A reader writes:
Okay, I really don’t understand. Mike Bloomberg wants to regulate smoking and guns and soft drinks and you rail about how “the man just despises freedom.” Yet when the NSA is revealed to be invading communications records on a massive scale and says “trust us, we’re not actually listening to the content,” you’re content to stand by and yawn. Answer me this: Which is the more basic, existential threat to individual liberty: the right to smoke cancer sticks and buy a Big Gulp whenever and wherever, or the right to have some semblance of privacy when communicating with other people? A quick skim of the Constitution makes it pretty clear which of those would have attracted the interest of its authors.
More interesting to me than the much-publicized phone-metadata aspect of PRISM is the way it allows the NSA virtually unlimited access to anything you have done on the Internet. Gizmodo’s explanation of the program is terrifying:
When the NSA monitors phone records, it reportedly only collects the metadata therein. That includes to and from whom the calls were made, where the calls came from, and other generalized info.
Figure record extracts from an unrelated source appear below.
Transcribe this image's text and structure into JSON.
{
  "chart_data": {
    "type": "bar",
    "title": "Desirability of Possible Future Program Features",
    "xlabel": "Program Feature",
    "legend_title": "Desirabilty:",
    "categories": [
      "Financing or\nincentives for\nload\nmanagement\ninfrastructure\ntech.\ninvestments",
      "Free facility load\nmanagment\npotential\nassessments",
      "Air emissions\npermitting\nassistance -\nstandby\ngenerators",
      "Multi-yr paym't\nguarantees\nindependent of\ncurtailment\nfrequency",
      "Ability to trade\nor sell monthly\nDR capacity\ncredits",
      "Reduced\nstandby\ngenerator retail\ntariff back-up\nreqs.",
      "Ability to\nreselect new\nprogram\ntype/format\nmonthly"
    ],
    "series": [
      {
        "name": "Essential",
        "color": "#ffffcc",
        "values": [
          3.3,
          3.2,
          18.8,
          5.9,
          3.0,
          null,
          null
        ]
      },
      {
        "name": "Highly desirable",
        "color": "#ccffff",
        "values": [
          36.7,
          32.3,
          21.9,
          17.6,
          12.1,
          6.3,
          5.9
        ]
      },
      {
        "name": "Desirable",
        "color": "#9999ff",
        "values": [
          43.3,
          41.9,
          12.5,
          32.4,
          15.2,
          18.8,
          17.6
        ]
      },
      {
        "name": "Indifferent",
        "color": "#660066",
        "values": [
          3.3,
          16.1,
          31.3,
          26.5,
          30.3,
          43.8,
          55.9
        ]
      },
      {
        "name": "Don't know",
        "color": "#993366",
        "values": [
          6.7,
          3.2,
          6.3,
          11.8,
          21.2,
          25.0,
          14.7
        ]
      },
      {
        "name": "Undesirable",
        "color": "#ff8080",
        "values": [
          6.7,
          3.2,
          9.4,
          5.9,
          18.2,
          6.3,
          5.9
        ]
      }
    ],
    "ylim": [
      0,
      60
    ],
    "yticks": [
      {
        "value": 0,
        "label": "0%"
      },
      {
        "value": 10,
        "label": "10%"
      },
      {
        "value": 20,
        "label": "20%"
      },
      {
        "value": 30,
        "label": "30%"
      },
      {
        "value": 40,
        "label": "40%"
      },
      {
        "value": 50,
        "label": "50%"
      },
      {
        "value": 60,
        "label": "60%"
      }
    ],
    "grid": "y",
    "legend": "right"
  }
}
Importantly, as far as we know, the actual content of the calls was off-limits.
By contrast, PRISM apparently allows full access not just to the fact that an email or chat was sent, but also the contents of those emails and chats. According to the Washington Post’s source, they can “literally watch you as you type.” They could be doing it right now.
In any context other than this, a backdoor into your computer that allowed someone else to view this kind of data would be considered a computer virus, and the person doing it would most likely be a hacker interested in stealing your identity. The government regularly sends people to lengthy prison sentences for doing that. In the wake of the IRS scandal, which we are told was the work of a few rogue government employees, who’s to say that a few “overzealous” NSA employees aren’t reading things they’re not supposed to read?
Yes, today they tell us the content isn’t being viewed, but the key factor is that it CAN be viewed. At any time. And we wouldn’t know.